Metro

Ex-felon Clinton ally helps fund de Blasio’s campaign

A former Hillary Rodham Clinton ally who served time for felony fraud and federal corruption is among those leading the charge to put Bill de Blasio into City Hall, The Post has learned.

Former Rockland County Democratic Chairman Paul Adler — who was also eyed in the Bill Clinton clemency-for-votes probe in New Square a decade ago — was among nine co-chairs at de Blasio’s million-dollar fund-raiser in Midtown on Monday.

Adler and his wife, Mary, got a private audience with de Blasio and host Hillary Clinton for raising at least $25,000 toward the Democratic candidate’s campaign.

Adler, like de Blasio, had been a close advisor to Clinton’s 2000 senate campaign in New York and had even hosted her at his home.

Now a Vice President at Rand Commercial Services, Adler was sentenced to 19 months in prison in 2002 after pleading guilty to federal corruption charges — including accepting bribes from developers and attempting to influence members of a local zoning board. He also pleaded guilty to tax evasion for not reporting $150,000 worth of income.

A party bigwig at the time, Adler’s files had reportedly been seized by the FBI in 2001 as part of a probe into President Bill Clinton’s commutation of the sentences of four Orthodox Jews who had been convicted of stealing federal anti-poverty funds in New Square.

The clemency came on Clinton’s last day in office, after the Hasidic town had overwhelmingly voted for Hillary for Senate — by a margin of 1,400 to 12.

The federal probe was subsequently dropped.

A spokesman for the de Blasio campaign didn’t respond to a request for comment.
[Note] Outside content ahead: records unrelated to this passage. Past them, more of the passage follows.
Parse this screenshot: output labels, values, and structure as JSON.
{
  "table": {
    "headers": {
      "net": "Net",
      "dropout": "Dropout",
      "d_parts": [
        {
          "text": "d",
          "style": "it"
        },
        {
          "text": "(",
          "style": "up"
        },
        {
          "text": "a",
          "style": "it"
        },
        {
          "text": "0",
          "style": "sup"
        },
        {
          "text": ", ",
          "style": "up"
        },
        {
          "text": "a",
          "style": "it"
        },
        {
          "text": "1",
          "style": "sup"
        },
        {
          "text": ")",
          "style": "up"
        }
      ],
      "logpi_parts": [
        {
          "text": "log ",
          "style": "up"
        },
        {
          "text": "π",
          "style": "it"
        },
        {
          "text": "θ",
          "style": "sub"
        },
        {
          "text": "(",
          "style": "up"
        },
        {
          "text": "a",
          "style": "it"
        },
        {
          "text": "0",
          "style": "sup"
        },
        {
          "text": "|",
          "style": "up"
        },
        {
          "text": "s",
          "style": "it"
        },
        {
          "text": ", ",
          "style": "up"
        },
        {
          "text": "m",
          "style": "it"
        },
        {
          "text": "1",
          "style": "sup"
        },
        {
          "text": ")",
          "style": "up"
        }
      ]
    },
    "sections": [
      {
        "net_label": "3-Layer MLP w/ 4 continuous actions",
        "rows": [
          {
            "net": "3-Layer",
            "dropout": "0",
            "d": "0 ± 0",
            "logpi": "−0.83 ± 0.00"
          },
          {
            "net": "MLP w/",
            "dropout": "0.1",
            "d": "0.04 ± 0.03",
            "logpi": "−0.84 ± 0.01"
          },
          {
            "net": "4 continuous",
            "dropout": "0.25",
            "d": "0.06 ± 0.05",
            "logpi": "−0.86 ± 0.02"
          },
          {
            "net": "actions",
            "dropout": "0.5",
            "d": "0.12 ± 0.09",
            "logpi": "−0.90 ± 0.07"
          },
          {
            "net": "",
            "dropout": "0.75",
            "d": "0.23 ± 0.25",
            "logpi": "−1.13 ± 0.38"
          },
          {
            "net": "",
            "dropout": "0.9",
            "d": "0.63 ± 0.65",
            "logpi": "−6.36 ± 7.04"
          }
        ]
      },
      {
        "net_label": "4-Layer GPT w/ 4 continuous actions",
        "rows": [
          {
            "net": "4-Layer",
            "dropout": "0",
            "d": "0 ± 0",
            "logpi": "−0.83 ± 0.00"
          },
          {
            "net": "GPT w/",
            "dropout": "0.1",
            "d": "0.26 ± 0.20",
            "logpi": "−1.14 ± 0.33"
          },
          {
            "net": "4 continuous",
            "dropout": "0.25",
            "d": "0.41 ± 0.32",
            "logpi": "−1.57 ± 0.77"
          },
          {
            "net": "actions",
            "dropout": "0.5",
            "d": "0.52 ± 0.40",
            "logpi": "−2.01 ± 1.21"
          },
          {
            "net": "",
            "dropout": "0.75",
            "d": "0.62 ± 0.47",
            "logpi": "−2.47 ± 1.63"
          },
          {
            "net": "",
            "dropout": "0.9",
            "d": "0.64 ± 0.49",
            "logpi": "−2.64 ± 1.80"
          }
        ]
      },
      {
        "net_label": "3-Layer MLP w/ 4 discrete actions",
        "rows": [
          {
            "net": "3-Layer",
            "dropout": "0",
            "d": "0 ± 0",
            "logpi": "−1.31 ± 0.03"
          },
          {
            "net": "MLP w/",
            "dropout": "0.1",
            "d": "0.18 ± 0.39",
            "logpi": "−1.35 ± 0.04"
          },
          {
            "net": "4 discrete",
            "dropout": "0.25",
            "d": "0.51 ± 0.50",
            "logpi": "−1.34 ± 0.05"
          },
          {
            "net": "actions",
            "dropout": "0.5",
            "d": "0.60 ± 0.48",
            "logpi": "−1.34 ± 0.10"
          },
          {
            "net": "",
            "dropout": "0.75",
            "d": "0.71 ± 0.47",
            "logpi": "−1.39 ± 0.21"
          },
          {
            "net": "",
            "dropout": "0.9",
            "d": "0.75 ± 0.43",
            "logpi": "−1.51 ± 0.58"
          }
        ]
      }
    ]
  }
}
But Adler, who in the past decade has passed the state bar and was named Rockland County’s philanthropist of the year in 2011, said his support of de Blasio was strictly borne out of friendship.

“I have known Bill since 1996. My interest in the race is strictly personal,” he told The Post. “The only reason I wanted to help is because he’s a friend.”
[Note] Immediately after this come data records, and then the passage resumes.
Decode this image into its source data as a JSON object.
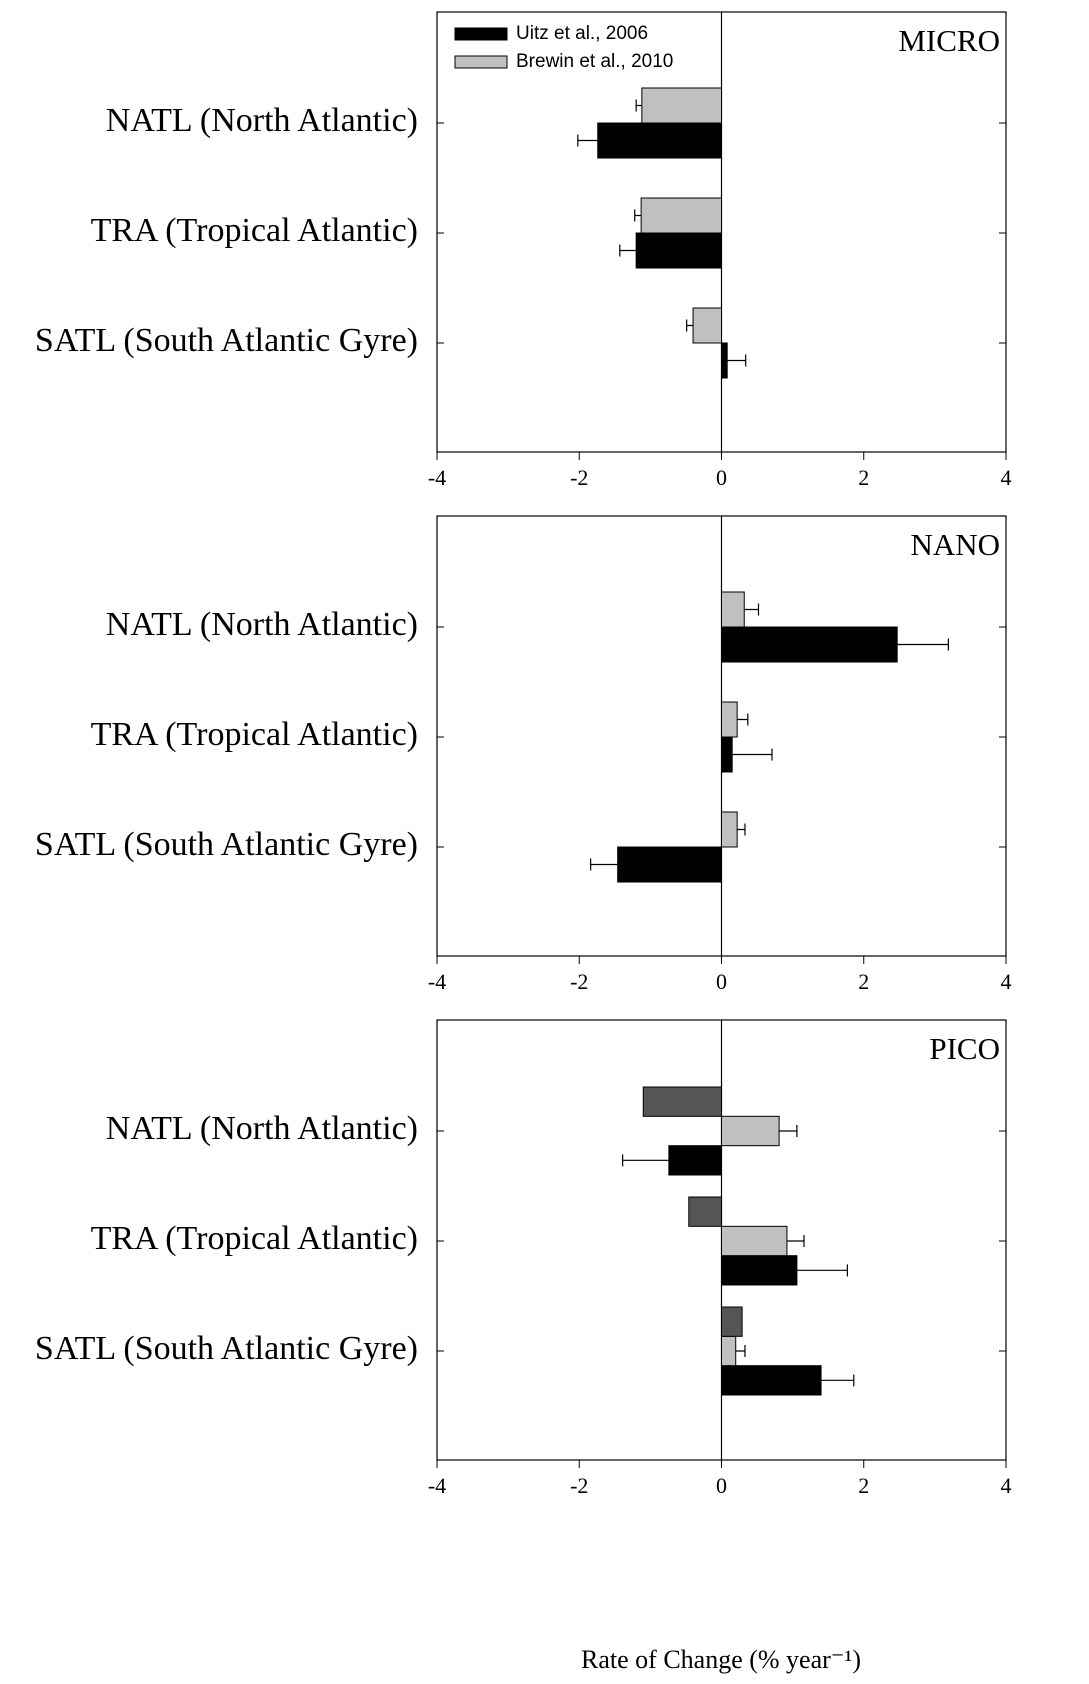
{
  "chart_data": [
    {
      "type": "bar",
      "orientation": "horizontal",
      "title": "MICRO",
      "legend": "upper left",
      "categories": [
        "NATL (North Atlantic)",
        "TRA (Tropical Atlantic)",
        "SATL (South Atlantic Gyre)"
      ],
      "series": [
        {
          "name": "Uitz et al., 2006",
          "color": "#000000",
          "values": [
            -1.74,
            -1.2,
            0.08
          ],
          "errors": [
            0.28,
            0.23,
            0.26
          ]
        },
        {
          "name": "Brewin et al., 2010",
          "color": "#c0c0c0",
          "values": [
            -1.12,
            -1.13,
            -0.4
          ],
          "errors": [
            0.08,
            0.09,
            0.09
          ]
        }
      ],
      "xlim": [
        -4,
        4
      ],
      "xticks": [
        -4,
        -2,
        0,
        2,
        4
      ]
    },
    {
      "type": "bar",
      "orientation": "horizontal",
      "title": "NANO",
      "categories": [
        "NATL (North Atlantic)",
        "TRA (Tropical Atlantic)",
        "SATL (South Atlantic Gyre)"
      ],
      "series": [
        {
          "color": "#000000",
          "values": [
            2.47,
            0.15,
            -1.46
          ],
          "errors": [
            0.72,
            0.56,
            0.38
          ]
        },
        {
          "color": "#c0c0c0",
          "values": [
            0.32,
            0.22,
            0.22
          ],
          "errors": [
            0.2,
            0.15,
            0.11
          ]
        }
      ],
      "xlim": [
        -4,
        4
      ],
      "xticks": [
        -4,
        -2,
        0,
        2,
        4
      ]
    },
    {
      "type": "bar",
      "orientation": "horizontal",
      "title": "PICO",
      "xlabel": "Rate of Change (% year⁻¹)",
      "categories": [
        "NATL (North Atlantic)",
        "TRA (Tropical Atlantic)",
        "SATL (South Atlantic Gyre)"
      ],
      "series": [
        {
          "color": "#000000",
          "values": [
            -0.74,
            1.06,
            1.4
          ],
          "errors": [
            0.65,
            0.71,
            0.46
          ]
        },
        {
          "color": "#c0c0c0",
          "values": [
            0.81,
            0.92,
            0.2
          ],
          "errors": [
            0.25,
            0.24,
            0.13
          ]
        },
        {
          "color": "#555555",
          "values": [
            -1.1,
            -0.46,
            0.29
          ]
        }
      ],
      "xlim": [
        -4,
        4
      ],
      "xticks": [
        -4,
        -2,
        0,
        2,
        4
      ]
    }
  ]
}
Among the other co-chairs at the Roosevelt Hotel bash were three lobbyists at two of the city’s top firms. Kasirer Consulting founder Suri Kasirer and senior VP Julie Greenberg — whose clients include major real-estate developers like Extell Development and Forest City Ratner — each helped raise at least $25,000, and Capalino+Company’s James Capalino raised a similar amount.

Capalino represents Rudin Management, which is building the West Village luxury condos that de Blasio fought against when trying to save St. Vincent’s Catholic Medical Center from closing in 2010.